L’Agence nationale de sécurité du médicament et des produits de santé (ANSM) a interdit lundi 31 août la publicité et la commercialisation en France du produit "FastPen 40 mg", vendu sur le site www.azentralabs.com de la société AZRL Ltd. Cette décision fait suite à un renforcement de la surveillance des peptides illicites vendus en ligne, des molécules faisant l’objet d’allégations le plus souvent non-démontrées sur leurs bienfaits pour des performances sportives ou contre le vieillissement.
Ces molécules sont notamment promues sur les réseaux sociaux par de jeunes hommes férus de musculation témoignant de prétendus effets miraculeux sur leur corps. Depuis plusieurs mois, de nombreux peptides synthétiques (BPC-157, TB-500, GHK-Cu, Retatrutide), interdits mais en vente sur certains sites, sont promus par des influenceurs et dans des salles de musculation, notamment pour perdre de la graisse, gagner du muscle ou mieux récupérer.
Les peptides vendus en ligne illicitement "peuvent être dangereux" et ne doivent pas être utilisés, rappelle l’ANSM dans un communiqué. La société AZRL Ltd est "tenue de procéder au rappel dans les meilleurs délais de ce produit, en tout lieu où il se trouve", précise l’agence. Sa forme (stylo injecteur) pourrait laisser croire au consommateur moyennement avisé qu’il serait en présence d’un médicament, note-t-elle.

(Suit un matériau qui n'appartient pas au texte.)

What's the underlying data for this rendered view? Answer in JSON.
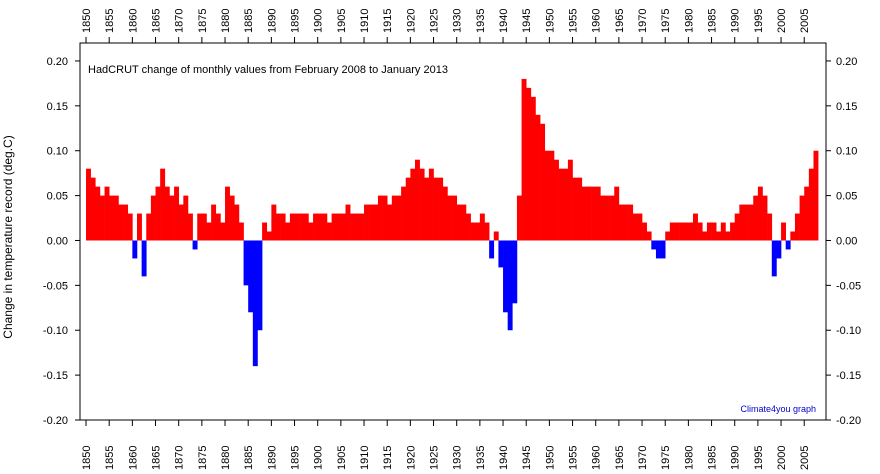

Le 22 juillet, le gendarme français du médicament avait déjà interdit la vente et la publicité pour deux autres produits commercialisés en ligne par la même société : "Azentra Retatrutide 40mg" et "Azentra FastPen", là encore "jusqu’à leur mise en conformité à la réglementation".
Les peptides désignent une large catégorie de molécules qui font actuellement l’objet de nombreuses allégations, largement infondées, sur leurs bienfaits. Ce sont de petites chaînes d’acides aminés qui s’assemblent pour constituer les protéines de notre organisme. Reproduites en laboratoire, elles servent de principes actifs à des médicaments bien connus : l’insuline ou, plus récemment, les anti-obésité de type GLP-1. Mais elles sont aussi vantées, sur certains réseaux sociaux ou des sites commerciaux, pour des bienfaits jamais démontrés scientifiquement : améliorer les performances sportives, ralentir le vieillissement, améliorer la mémoire...
L’ANSM dit avoir déjà reçu une "dizaine de signalements", dont des hospitalisations, liés à l’utilisation de peptides illégaux. Achetés en ligne, ces produits échappent au circuit pharmaceutique contrôlé et leur composition ou concentration ne sont donc pas garanties. Leur utilisation "peut entraîner de graves problèmes de santé", précise l’agence.
Globalement, "les peptides sont associés à toutes formes de promesses spectaculaires", qu’ils soient vendus en crème, injections ou sous forme de compléments alimentaires, observait l’INSERM dans une note publiée début 2026. Or "à ce jour, aucun essai clinique de grande ampleur, randomisé et contrôlé, mené chez l’humain, n’a confirmé ces effets pour ces usages, et certains peptides présentent même des risques bien réels pour la santé", avertissait l’organisme de recherche scientifique public.
S’il est difficile de quantifier le nombre d’amateurs de peptides, il existe "une configuration plutôt favorable à la diffusion de ces consommations", suffisante pour "sonner l’alerte", estime Fabien Ohl, sociologue du sport à l’Université de Lausanne. Il évoque une perception du corps "comme un capital" à valoriser, et une "vision biologisante" de l’homme, qui pourrait "améliorer" son physique "grâce aux sciences" et à "la consommation de substances chimiques".